- Rabbi Mavro Frankfurter around 1941

Personal life
- Born: 15 May 1875 Holešov, Margraviate of Moravia, Austria-Hungary
- Died: 1942 (aged 66–67) Jasenovac, Independent State of Croatia
- Spouse: Rebekka-Rivka Figel
- Children: 3, including David
- Parent(s): David and Katerina Frankfurter

Religious life
- Religion: Judaism
- Denomination: Orthodox Judaism
- Synagogue: Vinkovci Synagogue
- Organisation: Vinkovci Gymnasium
- Residence: Vinkovci

= Mavro Frankfurter =

Mavro "Moše" Frankfurter (1875–1942) was a Croatian rabbi from Vinkovci who was murdered during the Holocaust at the Jasenovac concentration camp.

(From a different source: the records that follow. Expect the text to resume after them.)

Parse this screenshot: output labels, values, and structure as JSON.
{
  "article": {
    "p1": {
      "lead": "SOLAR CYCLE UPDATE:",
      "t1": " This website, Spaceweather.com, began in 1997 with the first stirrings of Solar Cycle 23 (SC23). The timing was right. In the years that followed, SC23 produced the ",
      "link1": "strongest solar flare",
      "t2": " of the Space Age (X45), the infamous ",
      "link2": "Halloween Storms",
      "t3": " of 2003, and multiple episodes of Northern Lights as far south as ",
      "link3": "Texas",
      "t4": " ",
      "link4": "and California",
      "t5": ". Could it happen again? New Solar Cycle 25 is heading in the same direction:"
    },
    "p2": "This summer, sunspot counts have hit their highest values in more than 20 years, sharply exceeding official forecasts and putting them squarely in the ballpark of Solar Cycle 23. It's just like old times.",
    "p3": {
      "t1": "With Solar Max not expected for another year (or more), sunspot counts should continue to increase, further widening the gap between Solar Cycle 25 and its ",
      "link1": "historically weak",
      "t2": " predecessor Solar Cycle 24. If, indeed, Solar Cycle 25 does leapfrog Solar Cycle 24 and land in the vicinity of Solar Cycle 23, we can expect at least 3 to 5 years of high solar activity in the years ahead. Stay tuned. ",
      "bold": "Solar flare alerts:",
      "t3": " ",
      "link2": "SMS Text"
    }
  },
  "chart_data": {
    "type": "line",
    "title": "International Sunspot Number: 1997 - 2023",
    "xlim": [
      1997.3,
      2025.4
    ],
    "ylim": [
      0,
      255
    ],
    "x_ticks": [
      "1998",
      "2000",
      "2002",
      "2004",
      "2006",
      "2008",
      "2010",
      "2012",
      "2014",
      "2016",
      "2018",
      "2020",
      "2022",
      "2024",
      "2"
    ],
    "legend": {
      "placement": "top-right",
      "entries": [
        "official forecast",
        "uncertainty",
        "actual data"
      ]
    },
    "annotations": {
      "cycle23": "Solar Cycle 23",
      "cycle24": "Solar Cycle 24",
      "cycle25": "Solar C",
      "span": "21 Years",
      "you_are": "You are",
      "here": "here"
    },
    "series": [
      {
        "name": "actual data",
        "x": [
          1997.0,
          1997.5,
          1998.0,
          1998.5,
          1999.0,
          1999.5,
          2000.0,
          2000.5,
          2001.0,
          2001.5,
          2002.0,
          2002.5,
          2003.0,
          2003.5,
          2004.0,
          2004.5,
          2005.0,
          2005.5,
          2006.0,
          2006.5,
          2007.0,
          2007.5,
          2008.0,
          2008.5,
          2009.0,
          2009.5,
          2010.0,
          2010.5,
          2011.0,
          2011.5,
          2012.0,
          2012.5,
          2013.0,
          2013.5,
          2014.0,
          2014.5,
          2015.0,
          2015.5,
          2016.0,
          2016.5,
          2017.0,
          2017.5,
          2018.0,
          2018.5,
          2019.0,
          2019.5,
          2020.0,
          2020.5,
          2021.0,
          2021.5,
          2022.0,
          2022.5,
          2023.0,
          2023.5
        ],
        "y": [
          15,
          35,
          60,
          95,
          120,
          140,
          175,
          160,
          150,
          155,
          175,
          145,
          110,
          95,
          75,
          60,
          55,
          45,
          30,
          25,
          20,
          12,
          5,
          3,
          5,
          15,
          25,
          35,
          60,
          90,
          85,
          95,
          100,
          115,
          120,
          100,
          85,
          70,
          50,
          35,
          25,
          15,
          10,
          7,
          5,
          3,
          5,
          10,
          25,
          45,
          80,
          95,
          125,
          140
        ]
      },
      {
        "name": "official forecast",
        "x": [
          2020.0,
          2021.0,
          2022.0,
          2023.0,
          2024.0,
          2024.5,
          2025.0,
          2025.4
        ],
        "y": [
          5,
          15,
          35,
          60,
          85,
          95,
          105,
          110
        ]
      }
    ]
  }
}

Moshe (Moritz) Frankfurter was born in Holešov, Czech Republic (then part of Austria-Hungary) on 15 May 1875 to David and Katerina Frankfurter. He was married to Rebekka-Rivka Figel, with whom he had three children: daughter Ruth and two sons, David and Alfons (later Avraham). The Frankfurter family lived in Daruvar where Mavro was a rabbi. On the eve of World War I he moved with his family to Vinkovci where he was appointed as rabbi, and later in 1914 as Chief rabbi. Frankfurter was fluent in German, Polish, Hebrew and Croatian. In the Frankfurter household German and Hebrew were spoken. Frankfurter built a family mansion on the newly-built Nova ulica in Vinkovci (modern-day Juraj Dalmatinac Street and Vladimir Nazor Street). From 1914 to 1941, in addition to the regular activities at the Jewish community of Vinkovci and Vinkovci Synagogue, Frankfurter worked as a Jewish religion teacher at the Vinkovci Gymnasium.

In 1936 his son David assassinated the Swiss branch leader of the German NSDAP Wilhelm Gustloff in Davos, Switzerland. Frankfurter's hair turned grey overnight when he heard of the assassination. He visited his son in prison and asked him "... who actually needed this?" During World War II and the Nazi occupation of Vinkovci in 1941, Frankfurter was made to stand on a table while German soldiers spat in his face, pulled out the hair from his long beard, and struck him with their rifle butts. Frankfurter and his wife were murdered in 1942 by the Ustaše at the Jasenovac concentration camp.